L'INTÉGRALE - Karen Carter : l'énigme sanglante de Trémolat

Sur sa page Facebook, Karen Carter apparaît tout sourire, un verre de vin blanc à la main, retournée sur sa chaise pour chercher l'objectif de la caméra. Sur ses photos, cette Britannico-Sud-africaine pleine de vie se met en scène partout où elle passe, soit avec un verre à la main, soit entourée de ses proches, ou bien en tenue de randonnée. La belle vie, en somme. Sauf que ce mur Facebook est aujourd'hui un mémorial. Les commentaires sont anciens. Les photos ne sont plus que des souvenirs. Car Karen Carter a été assassinée le 29 avril 2025.

Mercredi 22 juillet, plus d'un an après sa tragique disparition dans le petit village de Trémolat, en Dordogne, où elle s'était installée, la justice française a annoncé un rebondissement dans l'enquête. Au début du mois, une femme âgée de 70 ans a été mise en examen pour le meurtre de Karen Carter, 65 ans. "Le 2 juillet 2026, le juge d'instruction de Périgueux a mis en examen une femme du chef d'assassinat", a sobrement indiqué le procureur, Jacques-Édouard Andrault, dans un communiqué.

Difficile d'obtenir plus de détails.
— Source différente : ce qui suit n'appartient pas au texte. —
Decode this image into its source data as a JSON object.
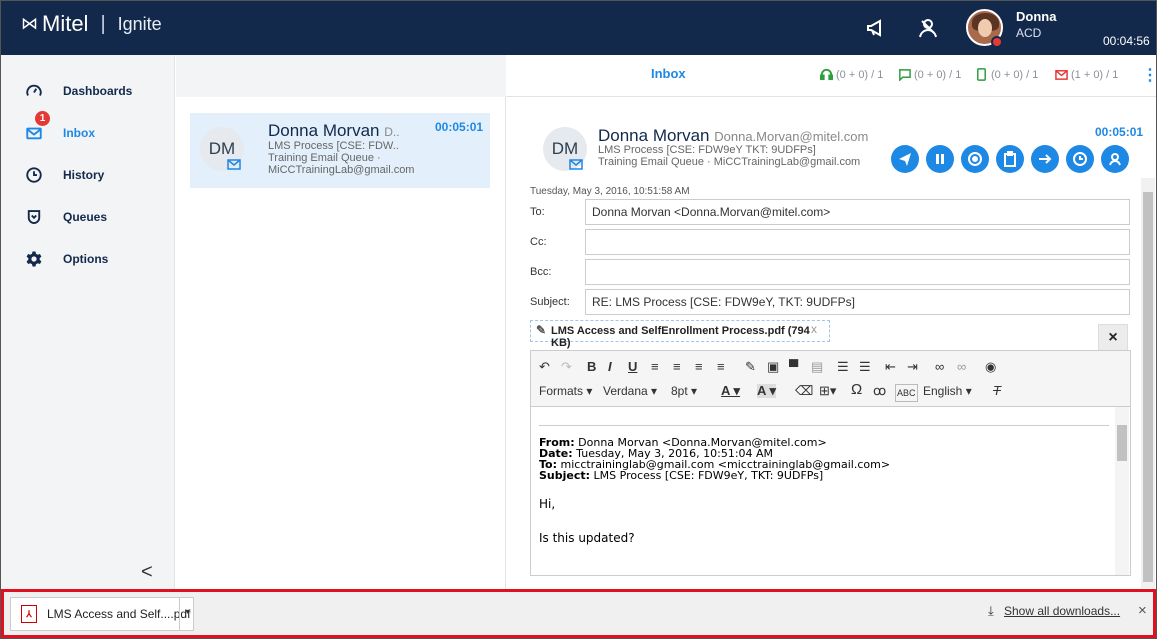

Pourquoi l'enquête a-t-elle pris tant de temps ? Quels nouveaux éléments ont permis d'inculper la septuagénaire ? Le parquet ne le précise pas. Il explique simplement que la principale suspecte vivait dans le même village que Karen, à Trémolat. Et que celle-ci avait un temps été placée en garde à vue en avril 2025, au début de l'enquête. Elle avait été relâchée sans être inquiétée.